Image promotionnelle du jeu Hitman: Absolution. — SQUARE ENIX

Comme la grippe saisonnière, les attaques contre les jeux vidéo violents reviennent régulièrement. De la tuerie de Columbine à Anders Breivik, de Doom à Call of Duty, leur impact sur le cerveau fait souvent débat, à coup d'études contradictoires et de raccourcis opportunistes. Dans sa tribune Jeux vidéo: Permis de tuer, Claire Gallois s'est attirée les foudres des lecteurs du Point et de ceux de Jeuxvideo.com. «Ecrivain et juré du prix Femina», selon sa bio sur Mediapart, la chroniqueuse n'est pas journaliste. Mais son édito, qui brasse en vrac la crise à l'UMP, la taxe Nutella et les tueries de masse, méritait bien un fact-checking.

«Call of Duty, Dishonored, Assassins Creed, Grand Theft Auto, Manhunt ? C'est qui, c'est quoi ? (…) Le processus est simple: une dépendance grandissante à la violence. À côté de ces jeux, le cannabis, c'est "la santé par les plantes", comme le disent certains habitués.»

On laissera le débat sur la dépénalisation du cannabis aux députés. Le terme même de «cyberdépendance» fait débat chez les neuroscientifiques. En chat sur 20 Minutes, le psychologue pour enfant Michael Stora estimait que le terme «addiction» était «excessif». Marc Valleur, psychiatre et médecin chef de l’hôpital Marmottan dédié aux pratiques addictives, estimait, lui, que «les vrais cas d'addiction» sont «rares». Pour la psychologue Elizabeth Rossé, le risque majeur ne concerne pas la violence mais «l'isolement».

«Andy qui, à 16 ans, abat à coups de fusil ses parents et ses deux petits frères en Corse. Il raconte qu'il a entendu une voix à laquelle il n'a pas pu résister. Andy, grand amateur de jeux vidéo. Rapport d'un psychiatre à la cour: les jeux vidéo habituent à l'excès.»
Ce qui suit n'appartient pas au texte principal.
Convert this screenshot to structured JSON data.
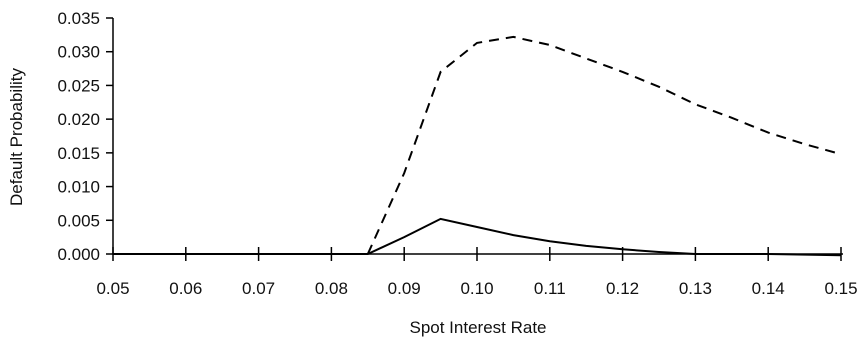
{
  "chart_data": {
    "type": "line",
    "title": "",
    "xlabel": "Spot Interest Rate",
    "ylabel": "Default Probability",
    "xlim": [
      0.05,
      0.15
    ],
    "ylim": [
      0.0,
      0.035
    ],
    "x_ticks": [
      "0.05",
      "0.06",
      "0.07",
      "0.08",
      "0.09",
      "0.10",
      "0.11",
      "0.12",
      "0.13",
      "0.14",
      "0.15"
    ],
    "y_ticks": [
      "0.000",
      "0.005",
      "0.010",
      "0.015",
      "0.020",
      "0.025",
      "0.030",
      "0.035"
    ],
    "grid": false,
    "legend": "none",
    "series": [
      {
        "style": "dashed",
        "color": "#000000",
        "x": [
          0.085,
          0.09,
          0.095,
          0.1,
          0.105,
          0.11,
          0.115,
          0.12,
          0.125,
          0.13,
          0.135,
          0.14,
          0.145,
          0.15
        ],
        "y": [
          0.0,
          0.012,
          0.027,
          0.0313,
          0.0322,
          0.031,
          0.029,
          0.027,
          0.0248,
          0.0222,
          0.0202,
          0.018,
          0.0163,
          0.0148
        ]
      },
      {
        "style": "solid",
        "color": "#000000",
        "x": [
          0.05,
          0.08,
          0.085,
          0.09,
          0.095,
          0.1,
          0.105,
          0.11,
          0.115,
          0.12,
          0.125,
          0.13,
          0.14,
          0.15
        ],
        "y": [
          0.0,
          0.0,
          0.0,
          0.0025,
          0.0052,
          0.004,
          0.0028,
          0.0019,
          0.0012,
          0.0007,
          0.0003,
          0.0,
          0.0,
          -0.0002
        ]
      }
    ]
  }
}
Une étude de 2007 du psychologue américain Craig Anderson a constaté une «désensibilisation» aux images choc chez les personnes qui avaient joué 20 minutes à un jeu violent. Mais l'expert reconnaissait que l'impact physique, sur le rythme cardiaque et sur la réponse épidermique, était «de courte durée». Surtout, son étude, souvent citée, ne mesurait pas l'impact psychologique. «Si vous avez un enfant sans autre facteur de risque d’agressivité ou de violence, le laisser jouer à ces jeux vidéos durant 5 à 10 heures par semaine ne le transformera pas en sniper», reconnaît-il. Son adversaire médiatique, Christopher Ferguson, va plus loin. Après avoir passé plusieurs centaines d'études en revue, il conclut que le débat devrait désormais être de savoir si «les jeux violents produisent des effets faibles ou inexistants». Selon lui, d'autres facteurs sont bien plus déterminants, comme la pauvreté, la violence familiale ou un terrain génétique. Ferguson et plusieurs experts, notamment en Allemagne, estiment qu'à l'inverse, le jeu vidéo peut permettre de canaliser la violence chez certains jeunes, voire de socialiser des enfants autistes.
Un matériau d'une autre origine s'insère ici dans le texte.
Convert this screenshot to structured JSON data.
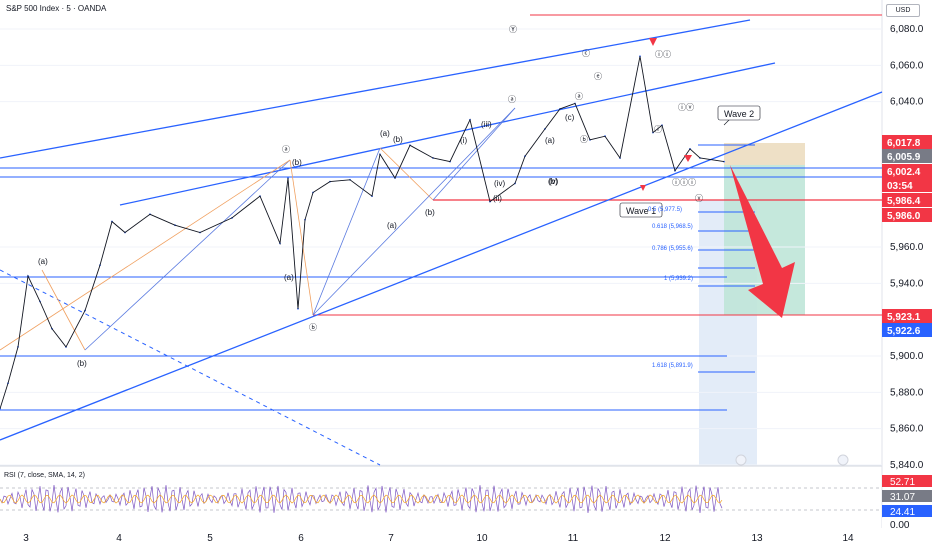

«Quant à Breivik, l'assassin de 72 jeunes en Norvège, il s'est déclaré «fan absolu» de Call of Duty et reconnaît avoir passé des semaines à «se former» sur la manière de tuer.»

C'est vrai, mais Breivik conseillait également de «partir en vacances dans un pays où l'on peut s'entraîner au tir». Le paintball offre sans doute une meilleure expérience qu'une manette de PS3,  mais comme Claire Gallois, le psychologue militaire David Grossman est parti en croisade contre les «simulateurs de meurtres» sur consoles. Leur postulat pour sonner l'alarme tient en trois points: les jeux exacerbent les comportements violents, ils permettent de mieux apprendre à tuer, et ils rencontrent un succès fou. «Call of Duty a généré un milliard de dollars de revenus en 15 jours», rappelle Gallois. Que disent les chiffres? Aux Etats-Unis (et en France également), le nombre d'actes criminels est au plus bas depuis vingt ans. Meurtres, tentatives de meurtre, agressions, viols... Entre 1992 et 2010, la baisse par habitant se situe entre 20 et 35% selon les actes, d'après les chiffres du FBI, alors que le marché du jeu vidéo explosait. Si corrélation il y a, elle semble s'opposer à la thèse de Claire Gallois.